(Note: Under development!)
I've been sinking a lot of time lately into chasing reference implementations from Python into Swift. Wanting to match tokenizers
' output as identically as possible, I made a class that loads special_tokens_map.json
and tokenizer.json
files to provide BPE tokenization.
let bpe = try BPETokenizer(pathToTokenizerConfig: ".../tokenizer.json", pathToSpecialTokensMap: ".../special_tokens_map.json")
let tokens = bpe.tokenize("That's all I got.")

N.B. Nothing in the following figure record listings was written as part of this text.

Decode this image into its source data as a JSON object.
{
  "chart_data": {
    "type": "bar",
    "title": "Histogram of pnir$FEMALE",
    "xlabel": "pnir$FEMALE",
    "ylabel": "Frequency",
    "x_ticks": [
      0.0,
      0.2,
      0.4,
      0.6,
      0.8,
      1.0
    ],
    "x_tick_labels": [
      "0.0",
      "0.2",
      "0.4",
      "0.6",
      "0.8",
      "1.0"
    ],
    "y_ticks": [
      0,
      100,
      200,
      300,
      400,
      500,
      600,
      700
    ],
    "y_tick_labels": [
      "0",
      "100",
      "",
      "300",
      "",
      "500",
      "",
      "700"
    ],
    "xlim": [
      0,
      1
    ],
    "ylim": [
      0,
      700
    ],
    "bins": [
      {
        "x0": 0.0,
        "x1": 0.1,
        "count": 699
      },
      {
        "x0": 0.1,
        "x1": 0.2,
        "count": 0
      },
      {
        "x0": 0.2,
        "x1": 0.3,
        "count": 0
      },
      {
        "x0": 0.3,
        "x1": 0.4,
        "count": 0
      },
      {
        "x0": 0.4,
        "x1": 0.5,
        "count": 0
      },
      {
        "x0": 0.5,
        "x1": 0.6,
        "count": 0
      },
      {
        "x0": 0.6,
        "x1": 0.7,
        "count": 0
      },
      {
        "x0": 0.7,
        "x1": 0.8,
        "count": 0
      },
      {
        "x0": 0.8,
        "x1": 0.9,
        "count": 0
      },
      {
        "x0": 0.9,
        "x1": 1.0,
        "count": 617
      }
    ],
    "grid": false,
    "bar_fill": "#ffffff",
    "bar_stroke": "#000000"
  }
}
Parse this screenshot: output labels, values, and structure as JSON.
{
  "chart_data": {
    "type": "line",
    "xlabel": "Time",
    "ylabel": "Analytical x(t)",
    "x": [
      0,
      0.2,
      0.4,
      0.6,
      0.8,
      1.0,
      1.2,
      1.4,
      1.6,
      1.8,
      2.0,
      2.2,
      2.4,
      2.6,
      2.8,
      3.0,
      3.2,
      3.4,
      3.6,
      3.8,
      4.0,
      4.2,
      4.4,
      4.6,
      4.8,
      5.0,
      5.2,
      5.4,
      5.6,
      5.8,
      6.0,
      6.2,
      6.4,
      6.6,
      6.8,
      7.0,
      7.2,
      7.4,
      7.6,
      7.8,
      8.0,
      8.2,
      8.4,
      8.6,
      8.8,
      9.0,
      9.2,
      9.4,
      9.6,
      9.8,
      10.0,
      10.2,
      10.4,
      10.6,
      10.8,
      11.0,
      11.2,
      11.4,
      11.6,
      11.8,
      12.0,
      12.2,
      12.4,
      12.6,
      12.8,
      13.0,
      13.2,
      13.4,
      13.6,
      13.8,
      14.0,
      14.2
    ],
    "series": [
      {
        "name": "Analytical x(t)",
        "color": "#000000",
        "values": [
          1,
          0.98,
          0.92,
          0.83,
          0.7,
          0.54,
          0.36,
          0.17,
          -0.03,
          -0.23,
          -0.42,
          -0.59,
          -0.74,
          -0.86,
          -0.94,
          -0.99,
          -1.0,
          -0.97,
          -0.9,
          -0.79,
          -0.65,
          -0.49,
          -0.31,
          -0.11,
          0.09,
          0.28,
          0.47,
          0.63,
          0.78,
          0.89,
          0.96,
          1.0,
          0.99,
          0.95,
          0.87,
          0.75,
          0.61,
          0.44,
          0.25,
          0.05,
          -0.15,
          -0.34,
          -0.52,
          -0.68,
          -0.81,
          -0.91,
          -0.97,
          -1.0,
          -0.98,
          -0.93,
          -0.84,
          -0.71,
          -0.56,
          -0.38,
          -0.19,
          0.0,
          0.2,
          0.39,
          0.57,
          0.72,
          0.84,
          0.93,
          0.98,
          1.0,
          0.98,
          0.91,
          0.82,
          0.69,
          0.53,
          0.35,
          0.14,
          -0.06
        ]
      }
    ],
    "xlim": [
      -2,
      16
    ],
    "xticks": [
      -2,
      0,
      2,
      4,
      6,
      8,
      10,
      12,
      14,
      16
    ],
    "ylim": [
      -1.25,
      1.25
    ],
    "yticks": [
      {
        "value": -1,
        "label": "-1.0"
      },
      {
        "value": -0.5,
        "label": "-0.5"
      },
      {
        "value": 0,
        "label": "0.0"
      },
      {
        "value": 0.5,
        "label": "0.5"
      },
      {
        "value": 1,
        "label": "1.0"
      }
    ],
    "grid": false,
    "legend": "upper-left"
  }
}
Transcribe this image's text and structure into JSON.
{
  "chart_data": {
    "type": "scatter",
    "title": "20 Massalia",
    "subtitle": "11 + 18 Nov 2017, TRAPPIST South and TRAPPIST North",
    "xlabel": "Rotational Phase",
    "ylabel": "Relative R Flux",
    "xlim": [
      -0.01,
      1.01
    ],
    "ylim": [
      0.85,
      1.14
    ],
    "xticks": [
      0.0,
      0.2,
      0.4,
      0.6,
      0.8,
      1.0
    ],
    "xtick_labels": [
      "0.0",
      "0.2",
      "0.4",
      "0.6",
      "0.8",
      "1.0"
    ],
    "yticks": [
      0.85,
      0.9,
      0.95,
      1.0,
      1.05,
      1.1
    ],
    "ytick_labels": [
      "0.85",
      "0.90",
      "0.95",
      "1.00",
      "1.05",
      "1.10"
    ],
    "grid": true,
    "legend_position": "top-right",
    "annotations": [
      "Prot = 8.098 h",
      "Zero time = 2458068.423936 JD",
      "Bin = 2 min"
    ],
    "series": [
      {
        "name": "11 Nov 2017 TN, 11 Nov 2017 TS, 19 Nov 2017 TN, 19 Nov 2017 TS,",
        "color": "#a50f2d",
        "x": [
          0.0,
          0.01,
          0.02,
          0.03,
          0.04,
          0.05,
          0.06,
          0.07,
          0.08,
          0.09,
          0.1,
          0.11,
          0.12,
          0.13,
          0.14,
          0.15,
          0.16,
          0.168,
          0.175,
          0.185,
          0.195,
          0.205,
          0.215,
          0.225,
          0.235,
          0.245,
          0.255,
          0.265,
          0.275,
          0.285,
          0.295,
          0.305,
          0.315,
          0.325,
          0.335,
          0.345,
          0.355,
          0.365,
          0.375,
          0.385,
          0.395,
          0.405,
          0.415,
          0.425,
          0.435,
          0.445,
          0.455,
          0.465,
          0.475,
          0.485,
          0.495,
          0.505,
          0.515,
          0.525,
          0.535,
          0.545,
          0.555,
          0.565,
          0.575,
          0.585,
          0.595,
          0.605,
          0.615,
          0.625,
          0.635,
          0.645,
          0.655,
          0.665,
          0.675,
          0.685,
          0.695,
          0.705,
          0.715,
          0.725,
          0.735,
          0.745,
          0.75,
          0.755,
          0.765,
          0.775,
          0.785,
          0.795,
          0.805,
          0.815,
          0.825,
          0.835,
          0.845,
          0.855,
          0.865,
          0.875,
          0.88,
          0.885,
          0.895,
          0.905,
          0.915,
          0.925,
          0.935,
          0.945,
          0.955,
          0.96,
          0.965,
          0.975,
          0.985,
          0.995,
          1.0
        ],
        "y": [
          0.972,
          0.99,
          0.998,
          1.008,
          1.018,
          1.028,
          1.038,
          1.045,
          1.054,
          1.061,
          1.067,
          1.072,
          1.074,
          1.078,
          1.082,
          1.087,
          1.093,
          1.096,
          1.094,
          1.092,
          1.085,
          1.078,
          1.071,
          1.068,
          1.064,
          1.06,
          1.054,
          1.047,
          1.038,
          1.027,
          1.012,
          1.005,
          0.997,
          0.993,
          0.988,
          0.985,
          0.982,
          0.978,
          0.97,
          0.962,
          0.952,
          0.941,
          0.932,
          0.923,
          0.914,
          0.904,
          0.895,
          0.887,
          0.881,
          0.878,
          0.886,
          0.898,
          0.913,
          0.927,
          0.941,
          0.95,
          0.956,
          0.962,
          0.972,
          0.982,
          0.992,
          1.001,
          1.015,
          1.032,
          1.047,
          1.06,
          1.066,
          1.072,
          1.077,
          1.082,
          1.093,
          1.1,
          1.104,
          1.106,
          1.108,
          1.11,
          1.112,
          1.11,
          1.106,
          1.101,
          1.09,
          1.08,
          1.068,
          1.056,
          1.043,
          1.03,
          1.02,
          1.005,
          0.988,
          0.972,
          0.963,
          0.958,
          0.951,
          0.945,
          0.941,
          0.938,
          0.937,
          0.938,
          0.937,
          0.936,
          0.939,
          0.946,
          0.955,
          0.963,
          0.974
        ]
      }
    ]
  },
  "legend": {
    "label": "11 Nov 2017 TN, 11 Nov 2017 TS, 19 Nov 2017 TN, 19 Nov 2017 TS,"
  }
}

> ([BPETokenizer.Token]) 6 values {
[0] = (tokenId = 2773, chars = "That")
[1] = (tokenId = 434, chars = "\'s")
[2] = (tokenId = 512, chars = " all")
[3] = (tokenId = 309, chars = " I")
[4] = (tokenId = 1694, chars = " got")
[5] = (tokenId = 15, chars = ".")
}
All contributions welcome! The long-term goal of this project is to match tokenizers
' output for as many BPE-based tokenizer.json
configurations as possible.
- Pre-tokenization
- Merge processing
- Handle added tokens (important)
- Handle out-of-vocab Unicode characters
- Handle prefix space, trim, fuse, prefix/suffix settings
- Alternative normalizations